References current_nodedata(), elog, id(), is_empty(), mspass::utility::ErrorLogger::log_error(), and nodes.

◆ merge()

void mspass::utility::ProcessingHistory::merge ( const ProcessingHistory & data_to_add )

Merge the history nodes from another.

Parameters

data_to_add is the ProcessingHistory of the data object to be merged.

                                                                  {
 
  if (data_to_add.is_empty()) {
    stringstream ss;
    ss << "Data with uuid=" << data_to_add.id() << " has an empty history chain"
       << endl
       << "At best this will leave ProcessingHistory incomplete" << endl;
    elog.log_error("ProcessingHistory::merge", ss.str(),
                   ErrorSeverity::Complaint);
  } else {
    multimap<string, NodeData>::iterator nptr;
    multimap<string, NodeData> newhistory = data_to_add.get_nodes();
    multimap<string, NodeData>::iterator nl, nu;
    for (nptr = newhistory.begin(); nptr != newhistory.end(); ++nptr) {
      string key(nptr->first);
      /* if the data_to_add's key matches its current id,
      we merge all the nodes under the current id of *this. */
      if (key == data_to_add.current_id) {
        this->nodes.insert(std::make_pair(this->current_id, nptr->second));
      } else if (this->nodes.count(key) > 0) {
        nl = this->nodes.lower_bound(key);
        nu = this->nodes.upper_bound(key);
        for (auto ptr = nl; ptr != nu; ++ptr) {
          NodeData ndtest(ptr->second);
          if (ndtest != (nptr->second)) {
            this->nodes.insert(*nptr);
          }
        }
      } else {
        this->nodes.insert(*nptr);
      }
    }
  }
}

References elog, get_nodes(), id(), is_empty(), mspass::utility::ErrorLogger::log_error(), and nodes.

◆ new_ensemble_process()

string mspass::utility::ProcessingHistory::new_ensemble_process	(	const std::string	alg,
		const std::string	algid,
		const AtomicType	typ,
		const std::vector< ProcessingHistory * >	parents,
		const bool	create_newid = `true`
	)

Define history chain for an algorithm with multiple inputs in an ensemble.

Use this method to define the history chain for an algorithm that has multiple inputs for each output. Each output needs to call this method to build the connections that define how all inputs link to the the new data being created by the algorithm that calls this method. Use this method for map operators that have an ensemble object as input and a single data object as output. This method should be called in creation of the output object. If the algorthm builds multiple outputs to build an output ensemble call this method for each output before pushing it to the output ensemble container.

This method should not be used for a reduce operation in spark. It does not satisfy the associative rule for reduce. Use accumulate for reduce operations.

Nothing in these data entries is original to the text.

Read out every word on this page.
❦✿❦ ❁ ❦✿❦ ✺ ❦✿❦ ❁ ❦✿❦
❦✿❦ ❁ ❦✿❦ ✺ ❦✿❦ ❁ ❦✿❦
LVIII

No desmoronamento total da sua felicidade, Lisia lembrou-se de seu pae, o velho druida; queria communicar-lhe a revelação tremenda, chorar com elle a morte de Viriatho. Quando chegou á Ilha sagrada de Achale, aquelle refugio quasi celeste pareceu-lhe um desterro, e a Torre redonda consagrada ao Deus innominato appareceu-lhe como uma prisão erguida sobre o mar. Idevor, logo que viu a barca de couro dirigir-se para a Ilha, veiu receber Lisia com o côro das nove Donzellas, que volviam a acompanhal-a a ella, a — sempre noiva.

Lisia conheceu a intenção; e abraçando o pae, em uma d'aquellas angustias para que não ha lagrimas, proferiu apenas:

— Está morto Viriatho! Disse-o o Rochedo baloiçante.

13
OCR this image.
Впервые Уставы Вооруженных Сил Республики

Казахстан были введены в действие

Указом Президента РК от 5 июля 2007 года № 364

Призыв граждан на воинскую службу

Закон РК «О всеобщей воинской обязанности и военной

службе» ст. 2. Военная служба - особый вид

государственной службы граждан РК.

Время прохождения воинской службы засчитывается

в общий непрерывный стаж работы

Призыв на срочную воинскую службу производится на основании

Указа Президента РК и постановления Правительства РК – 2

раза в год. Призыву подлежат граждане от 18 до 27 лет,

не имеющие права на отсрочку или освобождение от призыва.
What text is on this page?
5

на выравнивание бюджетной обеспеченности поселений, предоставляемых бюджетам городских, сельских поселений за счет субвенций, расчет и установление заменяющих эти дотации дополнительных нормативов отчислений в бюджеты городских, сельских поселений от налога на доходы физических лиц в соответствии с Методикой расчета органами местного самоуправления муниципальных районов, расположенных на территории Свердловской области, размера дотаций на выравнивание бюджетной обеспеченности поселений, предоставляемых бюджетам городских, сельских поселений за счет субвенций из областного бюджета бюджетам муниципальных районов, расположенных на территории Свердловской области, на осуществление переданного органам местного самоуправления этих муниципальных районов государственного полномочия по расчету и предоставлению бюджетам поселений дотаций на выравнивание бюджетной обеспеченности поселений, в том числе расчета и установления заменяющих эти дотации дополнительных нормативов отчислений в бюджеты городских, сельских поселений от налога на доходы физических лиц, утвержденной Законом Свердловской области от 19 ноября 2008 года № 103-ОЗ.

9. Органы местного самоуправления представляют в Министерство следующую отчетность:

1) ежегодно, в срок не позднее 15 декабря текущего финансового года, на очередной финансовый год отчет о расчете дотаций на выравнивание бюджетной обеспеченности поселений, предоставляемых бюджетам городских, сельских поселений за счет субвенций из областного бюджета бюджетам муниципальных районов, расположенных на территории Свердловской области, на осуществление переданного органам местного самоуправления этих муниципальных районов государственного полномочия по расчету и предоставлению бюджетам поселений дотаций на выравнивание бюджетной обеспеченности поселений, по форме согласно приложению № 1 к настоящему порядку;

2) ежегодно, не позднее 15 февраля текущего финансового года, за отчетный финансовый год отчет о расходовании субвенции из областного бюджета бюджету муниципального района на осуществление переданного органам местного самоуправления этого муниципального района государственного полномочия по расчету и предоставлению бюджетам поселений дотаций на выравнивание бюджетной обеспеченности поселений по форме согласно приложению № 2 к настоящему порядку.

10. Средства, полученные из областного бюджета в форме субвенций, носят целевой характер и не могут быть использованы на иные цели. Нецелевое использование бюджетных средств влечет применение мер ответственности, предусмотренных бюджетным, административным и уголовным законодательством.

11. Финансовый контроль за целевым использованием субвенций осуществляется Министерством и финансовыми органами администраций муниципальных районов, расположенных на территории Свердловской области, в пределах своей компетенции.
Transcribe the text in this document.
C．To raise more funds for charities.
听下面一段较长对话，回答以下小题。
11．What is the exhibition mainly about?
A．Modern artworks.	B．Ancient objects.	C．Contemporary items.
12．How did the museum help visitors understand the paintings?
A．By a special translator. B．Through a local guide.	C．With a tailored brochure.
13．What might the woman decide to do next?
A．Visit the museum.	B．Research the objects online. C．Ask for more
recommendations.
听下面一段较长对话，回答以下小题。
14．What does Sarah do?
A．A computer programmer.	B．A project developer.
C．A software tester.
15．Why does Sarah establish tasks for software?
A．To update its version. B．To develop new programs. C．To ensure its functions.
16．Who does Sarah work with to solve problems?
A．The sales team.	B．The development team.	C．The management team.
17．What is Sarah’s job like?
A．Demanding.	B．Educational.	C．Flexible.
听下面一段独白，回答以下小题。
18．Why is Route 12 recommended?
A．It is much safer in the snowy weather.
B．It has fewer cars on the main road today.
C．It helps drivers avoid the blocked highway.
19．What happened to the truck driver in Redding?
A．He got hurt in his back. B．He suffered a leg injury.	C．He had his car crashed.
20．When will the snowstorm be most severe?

Normally, it makes sense to have the boolean create_newid true so it is guaranteed the current_id is unique. There is little cost in creating a new one if there is any doubt the current_id is not a duplicate. The false option is there only for rare cases where the current id value needs to be preserved.

Note the vector of data passed is raw pointers for efficiency to avoid excessive copying. For normal use this should not create memory leaks but make sure you don't try to free what the pointers point to or problems are guaranteed. It is VERY IMPORTANT to realize that all the pointers are presumed to point to the ProcessingHistory component of a set of larger data object (Seismogram or TimeSeries). The parents do not all have be a common type as if they have valid history data within them their current type will be defined.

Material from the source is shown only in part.